The get-back-in the-game mentality engrained in the culture of contact sports make this message a tough one to spread. Concussions often go undiagnosed — and sometimes even undetected — by those who suffer them, making the unchartered waters of studying their long-term effects all the more difficult.
This difficulty is, of course, compounded by the fact that one has to have died in order to be examined."
'Strange Behavior'
Researchers know that all five athletes who were studied showed disturbing behaviorial commonalities: seemingly happy dispositions turned sour, then, severe depression, and then, suicide.
"We certainly were aware, or have been made aware, of some issues that he was having, from some neighbors — of some strange behavior that was going on," Michael Benoit said. "He had started to wear a rosary around his neck … he wasn't all that religious a person."
A sudden shift toward spiritualty can be interpreted as the result of dementia.
"Right now, I don't know what role it played, but the fact that he became more religious at the end did set off alarms in my head," said Nowinski. "I had heard that Chris placed Bibles next to the body. That actually did raise red flags in my head, because … a few of our prior cases had become very religious, where they had not been, at the end of their lives."
The implications of the scientific findings are startling, but connecting the evidence to homicidal behavior is a distinct challenge.
"I think we don't have the answer," said Bailes. "I think Chris Benoit was an extreme example, obviously."
Could the condition of Benoit's brain have impacted what he did?

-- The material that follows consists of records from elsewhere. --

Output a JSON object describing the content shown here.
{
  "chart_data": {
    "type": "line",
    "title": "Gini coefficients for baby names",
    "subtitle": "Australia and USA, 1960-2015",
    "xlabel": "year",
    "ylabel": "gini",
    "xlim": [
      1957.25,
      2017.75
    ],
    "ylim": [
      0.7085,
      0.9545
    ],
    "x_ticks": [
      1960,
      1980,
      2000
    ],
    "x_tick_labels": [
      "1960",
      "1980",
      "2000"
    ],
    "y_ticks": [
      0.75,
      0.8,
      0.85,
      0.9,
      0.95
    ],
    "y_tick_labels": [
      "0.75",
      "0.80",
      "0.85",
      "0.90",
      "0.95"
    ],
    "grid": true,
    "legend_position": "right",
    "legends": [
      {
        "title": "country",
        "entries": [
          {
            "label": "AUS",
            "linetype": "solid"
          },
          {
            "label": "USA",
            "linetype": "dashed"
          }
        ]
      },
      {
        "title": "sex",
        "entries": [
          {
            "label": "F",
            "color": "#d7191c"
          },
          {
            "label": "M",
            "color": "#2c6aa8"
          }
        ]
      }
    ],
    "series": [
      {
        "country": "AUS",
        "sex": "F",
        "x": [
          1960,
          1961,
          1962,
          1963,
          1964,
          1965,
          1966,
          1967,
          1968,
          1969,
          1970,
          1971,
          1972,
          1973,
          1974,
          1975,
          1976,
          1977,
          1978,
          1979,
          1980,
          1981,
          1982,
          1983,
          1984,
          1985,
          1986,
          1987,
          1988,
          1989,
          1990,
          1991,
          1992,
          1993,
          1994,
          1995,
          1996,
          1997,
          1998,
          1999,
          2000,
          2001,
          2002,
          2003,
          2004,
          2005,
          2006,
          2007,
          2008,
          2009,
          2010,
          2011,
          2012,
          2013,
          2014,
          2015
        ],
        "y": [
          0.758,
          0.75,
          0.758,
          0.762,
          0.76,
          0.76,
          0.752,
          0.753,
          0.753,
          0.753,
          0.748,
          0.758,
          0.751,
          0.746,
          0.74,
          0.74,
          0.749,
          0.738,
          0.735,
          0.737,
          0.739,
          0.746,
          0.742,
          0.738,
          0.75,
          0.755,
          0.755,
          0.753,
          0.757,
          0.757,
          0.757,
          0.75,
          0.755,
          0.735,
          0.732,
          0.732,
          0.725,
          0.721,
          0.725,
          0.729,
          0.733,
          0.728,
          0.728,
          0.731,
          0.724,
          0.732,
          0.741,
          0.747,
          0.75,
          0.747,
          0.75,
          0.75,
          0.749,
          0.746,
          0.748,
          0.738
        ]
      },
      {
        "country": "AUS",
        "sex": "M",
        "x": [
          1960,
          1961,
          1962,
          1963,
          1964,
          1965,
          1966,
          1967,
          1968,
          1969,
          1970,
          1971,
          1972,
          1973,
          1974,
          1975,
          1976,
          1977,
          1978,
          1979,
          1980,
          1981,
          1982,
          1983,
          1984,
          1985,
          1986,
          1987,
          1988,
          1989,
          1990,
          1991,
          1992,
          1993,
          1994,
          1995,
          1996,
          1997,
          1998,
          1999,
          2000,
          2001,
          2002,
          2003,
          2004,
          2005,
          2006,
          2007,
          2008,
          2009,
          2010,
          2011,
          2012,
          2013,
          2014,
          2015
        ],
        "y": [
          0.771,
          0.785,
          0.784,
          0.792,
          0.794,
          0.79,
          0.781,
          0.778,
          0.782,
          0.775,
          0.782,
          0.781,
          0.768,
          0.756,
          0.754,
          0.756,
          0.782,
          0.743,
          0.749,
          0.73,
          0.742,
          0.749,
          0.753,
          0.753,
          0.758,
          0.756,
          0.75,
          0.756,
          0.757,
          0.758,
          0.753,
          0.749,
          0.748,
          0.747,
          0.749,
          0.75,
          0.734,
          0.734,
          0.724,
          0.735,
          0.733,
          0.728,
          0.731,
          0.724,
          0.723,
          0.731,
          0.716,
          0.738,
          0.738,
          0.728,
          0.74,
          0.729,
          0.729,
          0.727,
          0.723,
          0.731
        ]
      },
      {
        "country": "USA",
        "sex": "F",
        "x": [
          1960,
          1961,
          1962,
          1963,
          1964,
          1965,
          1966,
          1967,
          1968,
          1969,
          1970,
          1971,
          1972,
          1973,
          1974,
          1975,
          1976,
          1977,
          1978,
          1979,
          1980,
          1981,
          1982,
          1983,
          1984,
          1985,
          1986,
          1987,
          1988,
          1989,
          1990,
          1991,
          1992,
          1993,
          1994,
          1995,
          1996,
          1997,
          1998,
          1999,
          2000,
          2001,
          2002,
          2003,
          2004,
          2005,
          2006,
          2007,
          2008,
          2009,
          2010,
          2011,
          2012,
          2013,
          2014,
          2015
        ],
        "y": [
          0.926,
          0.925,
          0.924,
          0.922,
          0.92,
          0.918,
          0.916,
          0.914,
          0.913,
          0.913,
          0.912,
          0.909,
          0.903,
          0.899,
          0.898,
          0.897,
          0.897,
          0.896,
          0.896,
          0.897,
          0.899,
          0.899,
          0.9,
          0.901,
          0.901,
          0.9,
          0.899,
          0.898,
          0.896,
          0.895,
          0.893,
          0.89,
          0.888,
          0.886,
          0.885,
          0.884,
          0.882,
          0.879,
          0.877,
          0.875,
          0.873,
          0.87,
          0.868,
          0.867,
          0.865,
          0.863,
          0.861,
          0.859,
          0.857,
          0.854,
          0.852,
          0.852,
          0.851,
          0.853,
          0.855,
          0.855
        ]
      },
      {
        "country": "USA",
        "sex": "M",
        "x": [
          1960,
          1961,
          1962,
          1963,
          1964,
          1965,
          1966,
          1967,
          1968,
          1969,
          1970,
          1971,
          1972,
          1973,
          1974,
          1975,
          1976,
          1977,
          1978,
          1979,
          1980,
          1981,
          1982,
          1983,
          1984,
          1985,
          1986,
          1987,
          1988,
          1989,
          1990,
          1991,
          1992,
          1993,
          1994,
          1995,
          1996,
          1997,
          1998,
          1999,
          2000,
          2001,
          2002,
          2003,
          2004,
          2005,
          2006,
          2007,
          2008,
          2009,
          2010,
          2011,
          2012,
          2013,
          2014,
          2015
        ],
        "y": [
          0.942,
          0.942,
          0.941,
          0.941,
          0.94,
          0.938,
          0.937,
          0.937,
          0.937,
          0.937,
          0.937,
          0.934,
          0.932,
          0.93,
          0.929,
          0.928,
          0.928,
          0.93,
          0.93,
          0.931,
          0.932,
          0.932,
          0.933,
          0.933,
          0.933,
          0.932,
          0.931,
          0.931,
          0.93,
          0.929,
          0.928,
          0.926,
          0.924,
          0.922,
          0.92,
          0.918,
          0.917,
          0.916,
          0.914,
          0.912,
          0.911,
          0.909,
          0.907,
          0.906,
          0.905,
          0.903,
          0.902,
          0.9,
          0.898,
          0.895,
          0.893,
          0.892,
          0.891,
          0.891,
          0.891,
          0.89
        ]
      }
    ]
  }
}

"That's a very hard question to answer," said Bailes. "The workings of the human brain, especially, when … violence of that type is carried out — I don't think anybody in science or medicine knows. But I do think … that it did have a major impact. And I think there are other cases where this sort of brain damage does have very abnormal, uncharacteristic behavior, extreme behavior, including suicide."
'Parents Shouldn't Have to Bury Their Children'
Bailes believes Benoit's trademark violent behavior in the ring didn't help.
"I think by now, everyone's seen the pictures of him jumping off the ladder, and jumping off the top rope, and being hit over the head with chairs," he said. "And so, none of that is good."
"There's a major safety issue in the wrestling industry today," said Michael Benoit. "When you start introducing ladders, and tables, and chairs, that's real — there's nothing fake about that. I asked [Chris] one time, I said, 'When you get hit in the head with a chair, does it hurt?' He said, 'You're damned right it does, Dad.'"
Benoit says he is angry about the way his son has been treated, and about what happened to him during his wrestling career.
"Let me put it this way. The company that I work for — the number one priority of the person that owns the company is the health and safety of the people that work in the company. I wish that the same could be said for the company that Chris worked for."
"Nightline" contacted World Wrestling Entertainment for a response, and they sent a statement. They called the analysis that concussions might have led to Benoit's murderous rampage, "speculative," and went on to say that "WWE can certainly understand the anguish of a father having to deal with the fact that his son allegedly murdered his wife and young son … We respect the desire of that father to do whatever he can to find some explanation."
"Wresting has got completely out of hand," said Benoit, who now asks the question that every parent who has lost a child to suicide asks: Why?
"He was a kind and gentle man," said Benoit. "We gotta remember that this story isn't only about my son. We lost our daughter-in-law. We lost our grandson. Parents shouldn't have to bury their children."